That sounds pretty reasonable to us. You’ve been at this for while—have you had many near-disasters? I once worked for a caterer who made his own cakes, and I was helping him transport one in his truck. While driving, he had to stop short, and the whole cake slid over. When we got to the venue, which had a big garden, he said, “go keep the event manager busy while I cut all her flowers.” And he did. He covered the cake in blooms, and it looked great. Another time, a tent company put up the covering at the wrong venue. We arrived to set up for our wedding, and…no tent. We had mere hours to fix everything—it was nip-and-tuck until the last moment.
What are some big food trends for 2009 and 2010? We’re getting lots of requests for organic vegetables. And at more and more weddings, up to 60 percent of our menus are made from locally harvested foods. This is where the creativity of the caterer comes into play. We had one client who wanted to grow all her own vegetables, and she chose us because we were willing to work with her. In general, people want their weddings to be more eco-friendly. They’re asking for live centerpieces that can be repotted, as opposed to cut flowers. We’ve done eco-friendly linens versus polyester, and compostable plates.

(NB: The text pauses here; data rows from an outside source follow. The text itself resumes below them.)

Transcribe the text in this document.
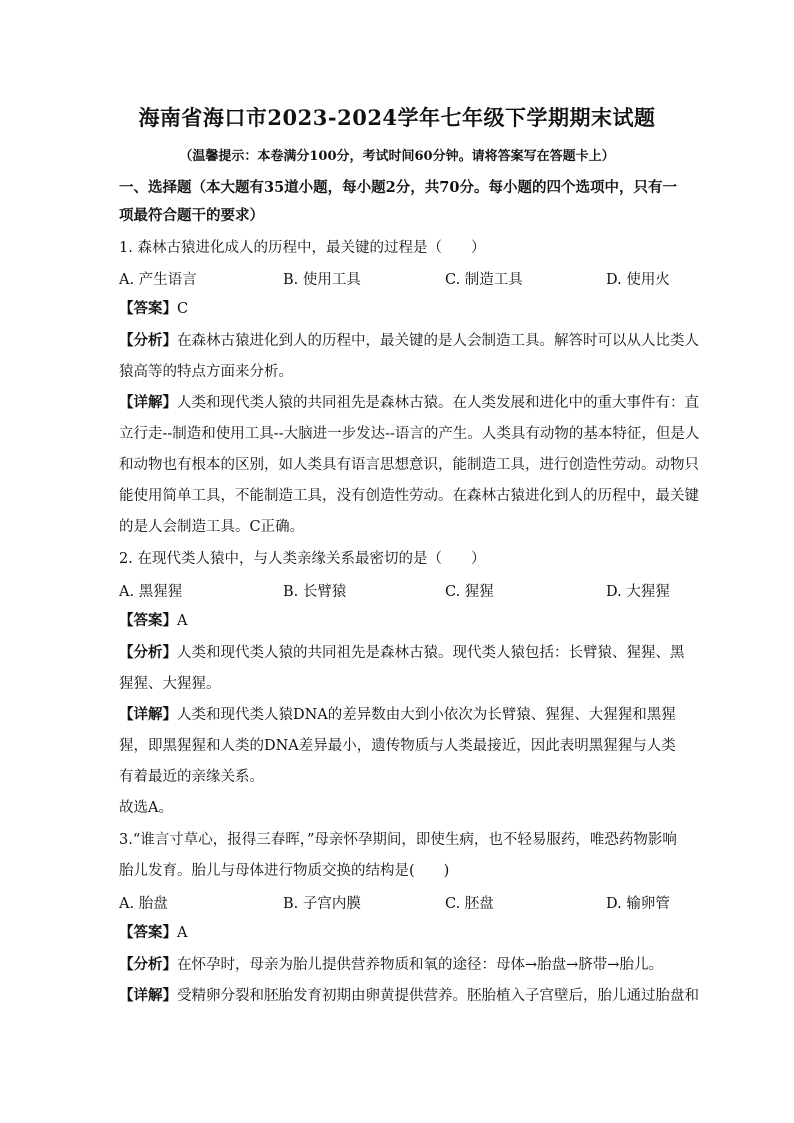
海南省海口市2023-2024学年七年级下学期期末试题
（温馨提示：本卷满分100分，考试时间60分钟。请将答案写在答题卡上）
一、选择题（本大题有35道小题，每小题2分，共70分。每小题的四个选项中，只有一
项最符合题干的要求）
1. 森林古猿进化成人的历程中，最关键的过程是（　　）
A. 产生语言	B. 使用工具	C. 制造工具	D. 使用火
【答案】C
【分析】在森林古猿进化到人的历程中，最关键的是人会制造工具。解答时可以从人比类人
猿高等的特点方面来分析。
【详解】人类和现代类人猿的共同祖先是森林古猿。在人类发展和进化中的重大事件有：直
立行走--制造和使用工具--大脑进一步发达--语言的产生。人类具有动物的基本特征，但是人
和动物也有根本的区别，如人类具有语言思想意识，能制造工具，进行创造性劳动。动物只
能使用简单工具，不能制造工具，没有创造性劳动。在森林古猿进化到人的历程中，最关键
的是人会制造工具。C正确。
2. 在现代类人猿中，与人类亲缘关系最密切的是（　　）
A. 黑猩猩	B. 长臂猿	C. 猩猩	D. 大猩猩
【答案】A
【分析】人类和现代类人猿的共同祖先是森林古猿。现代类人猿包括：长臂猿、猩猩、黑
猩猩、大猩猩。
【详解】人类和现代类人猿DNA的差异数由大到小依次为长臂猿、猩猩、大猩猩和黑猩
猩，即黑猩猩和人类的DNA差异最小，遗传物质与人类最接近，因此表明黑猩猩与人类
有着最近的亲缘关系。
故选A。
3.“谁言寸草心，报得三春晖，”母亲怀孕期间，即使生病，也不轻易服药，唯恐药物影响
胎儿发育。胎儿与母体进行物质交换的结构是(　　)
A. 胎盘	B. 子宫内膜	C. 胚盘	D. 输卵管
【答案】A
【分析】在怀孕时，母亲为胎儿提供营养物质和氧的途径：母体→胎盘→脐带→胎儿。
【详解】受精卵分裂和胚胎发育初期由卵黄提供营养。胚胎植入子宫壁后，胎儿通过胎盘和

I even had a couple who used paper plates and then collected all the trash to bring to a recycling center.
Tables of Content, 2 McCraw St., Boston, 617-363-0404, tablesofcontent.com.
Stephen Barck’s tips on how to avoid common catering mistakes.
Stick to the Game Plan
Food crises usually occur because an event’s timing is thrown off and no one notifies the kitchen. Group photos are the worst offender: You’re trying to get the big family shot, but you can’t find Aunt Debbie and, meanwhile, you’ve asked the caterer to have the food ready ten minutes ago. Likewise, if you’re planning on having twenty toasts, tell your caterer ahead of time.
Don’t Bank on Good Weather
Mother Nature can wreak havoc on wedding food. Some couples ask to have their first course pre-plated to speed up a meal. I like that idea, but you have to plan carefully. Imagine a salad sitting in 85-degree weather for thirty minutes. Not good. Also, never put your wedding cake near a sunny window or a tent flap. Ditto for sushi.
Don’t Skimp Too Much
If you really want to avoid disaster, get a company you can trust, one that has been doing weddings for years. In today’s economy, every restaurant advertises itself as a caterer. (Even your next-door neighbor who makes delicious pasta probably now fancies herself one.) Ask for references and make sure to have at least one tasting beforehand.